Terrore sul bus di Rimini: sta meglio la pesarese ferita. Verrà sentita dalla Polizia.

Aiuterà con la sua testimonianza a chiarire i contorni del dramma del Bus la 27enne pesarese residente a Pantano, che sabato a Rimini è rimasta coinvolta nel folle accoltellamento messo in atto da Somane Duula, il somalo 26enne che nella sua fuga ha ferito 5 persone, tra cui un bambino colpito in modo grave.

La 27enne fortunatamente si salverà: quando il somalo l’ha ferita si stava dirigendo verso verso la stazione di Miramare.

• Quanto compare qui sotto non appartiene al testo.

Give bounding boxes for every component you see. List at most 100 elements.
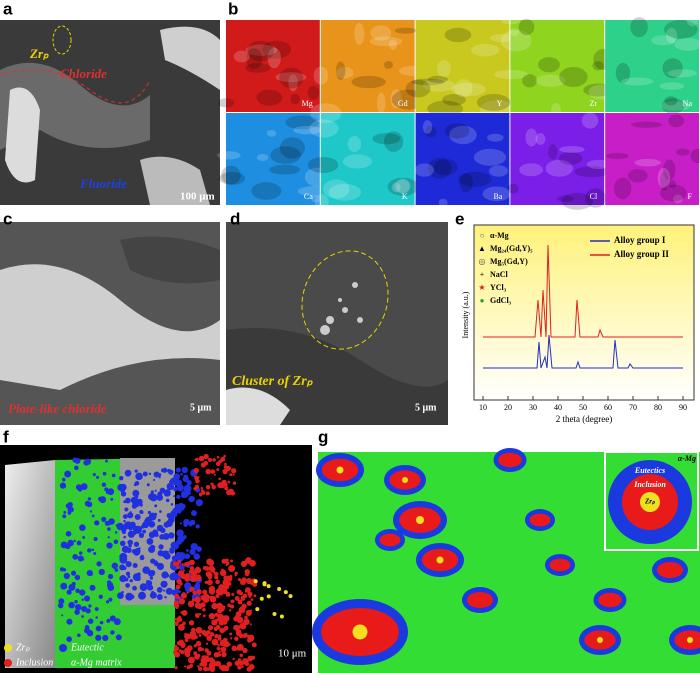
inclusion bbox=[244, 590, 248, 593]
inclusion bbox=[200, 660, 208, 667]
eutectic bbox=[132, 562, 138, 569]
eutectic bbox=[93, 537, 98, 541]
eutectic bbox=[159, 487, 166, 494]
texture bbox=[246, 48, 263, 70]
texture bbox=[437, 59, 451, 78]
inclusion bbox=[216, 455, 220, 459]
inclusion bbox=[249, 580, 255, 585]
eutectic bbox=[162, 532, 170, 540]
zr-particle bbox=[336, 466, 344, 474]
eutectic bbox=[171, 555, 178, 562]
inclusion bbox=[188, 569, 194, 574]
eutectic bbox=[126, 547, 132, 553]
eutectic bbox=[168, 469, 174, 475]
texture bbox=[387, 177, 419, 196]
eutectic bbox=[158, 544, 164, 550]
inclusion bbox=[220, 664, 228, 672]
panel-label: a bbox=[3, 0, 13, 18]
zr-particle bbox=[255, 607, 260, 612]
eutectic bbox=[123, 519, 126, 523]
texture bbox=[269, 164, 301, 175]
texture bbox=[458, 171, 492, 187]
inclusion bbox=[236, 643, 244, 651]
eutectic bbox=[152, 529, 159, 536]
zr-particle bbox=[436, 556, 444, 564]
eutectic bbox=[183, 522, 188, 527]
eutectic bbox=[182, 475, 189, 483]
inclusion bbox=[196, 476, 200, 479]
eutectic bbox=[173, 473, 181, 480]
inclusion bbox=[242, 658, 249, 665]
panel-label: c bbox=[3, 209, 12, 228]
inclusion bbox=[176, 616, 183, 623]
eutectic bbox=[144, 522, 148, 526]
eutectic bbox=[139, 595, 143, 599]
inclusion bbox=[203, 453, 209, 460]
eutectic bbox=[92, 473, 96, 477]
x-tick-label: 10 bbox=[479, 403, 487, 412]
texture bbox=[482, 186, 511, 202]
texture bbox=[592, 61, 604, 71]
inclusion bbox=[174, 621, 179, 625]
texture bbox=[394, 27, 417, 34]
eutectic bbox=[130, 496, 139, 505]
element-label: Ca bbox=[304, 192, 313, 201]
panel-label: d bbox=[230, 209, 240, 228]
inclusion bbox=[218, 477, 222, 481]
eutectic bbox=[88, 604, 92, 608]
eutectic bbox=[66, 618, 73, 625]
inclusion bbox=[232, 473, 235, 476]
eutectic bbox=[147, 510, 151, 515]
texture bbox=[558, 151, 583, 165]
texture bbox=[473, 148, 507, 166]
eutectic bbox=[121, 528, 127, 533]
legend-label: α-Mg bbox=[490, 231, 509, 240]
panel-label: g bbox=[318, 427, 328, 446]
inclusion bbox=[240, 596, 244, 599]
texture bbox=[459, 173, 473, 193]
legend-symbol: ★ bbox=[478, 283, 485, 292]
eutectic bbox=[132, 525, 139, 532]
texture bbox=[559, 145, 585, 153]
inclusion bbox=[193, 644, 197, 648]
inclusion bbox=[225, 576, 231, 582]
eutectic bbox=[119, 476, 124, 481]
zr-particle bbox=[277, 586, 282, 591]
inclusion bbox=[250, 598, 254, 601]
eutectic bbox=[95, 475, 100, 479]
eutectic bbox=[190, 510, 197, 517]
eutectic bbox=[166, 550, 169, 554]
eutectic bbox=[106, 618, 111, 623]
element-maps: Mg Gd Y Zr Na Ca K Ba Cl F bbox=[216, 13, 700, 211]
inclusion bbox=[248, 664, 255, 670]
inclusion bbox=[245, 609, 252, 616]
zr-particle bbox=[402, 477, 408, 483]
eutectic bbox=[66, 589, 72, 595]
inclusion bbox=[195, 640, 202, 647]
inclusion bbox=[175, 605, 179, 610]
eutectic bbox=[154, 489, 157, 492]
inclusion bbox=[203, 462, 207, 466]
legend-symbol: ▲ bbox=[478, 244, 486, 253]
eutectic bbox=[170, 503, 174, 506]
texture bbox=[384, 60, 393, 69]
eutectic bbox=[125, 583, 130, 588]
inclusion bbox=[211, 619, 218, 626]
texture bbox=[615, 62, 631, 84]
inclusion bbox=[246, 634, 250, 638]
texture bbox=[245, 44, 278, 56]
inclusion bbox=[215, 624, 221, 630]
inclusion bbox=[173, 600, 179, 605]
texture bbox=[686, 13, 699, 27]
legend-symbol: ○ bbox=[480, 231, 485, 240]
zr-particle bbox=[352, 624, 368, 640]
texture bbox=[370, 25, 392, 41]
zr-particle bbox=[253, 579, 258, 584]
inclusion bbox=[187, 600, 195, 608]
texture bbox=[444, 27, 472, 43]
eutectic bbox=[156, 494, 163, 501]
inclusion bbox=[243, 618, 250, 626]
texture bbox=[427, 75, 448, 83]
texture bbox=[270, 146, 301, 164]
eutectic bbox=[98, 568, 105, 576]
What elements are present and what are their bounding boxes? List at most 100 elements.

La ragazza racconterà ai poliziotti di Rimini la sua versione, spiegando cosa ha visto è cosa successo.

Secondo gli inquirenti di Rimini l’uomo “poteva fare una strage, era una furia e ha cercato di opporsi in tutti i modi quando l’abbiamo fermato”. Secondo una ricostruzione accreditata, la situazione è precipitata alle 18,50, sul bus della linea 11. Duula è salito sul mezzo a Riccione, dove è ospitato in una struttura della Croce rossa. A Miramare, all’altezza di Riminiterme, due donne controllore, una di 37 anni e l’altra di 33, gli hanno chiesto il biglietto. Lui non l’aveva, e la multa in arrivo avrebbe fatto scattare la sua violenza. Il somalo ha estratto dallo zaino un coltello da cucina, colpendo una delle due donne alla gola e all’avambraccio, e l’altra al torace. La sua violenza si è riversata anche su un bimbo, ferito gravemente.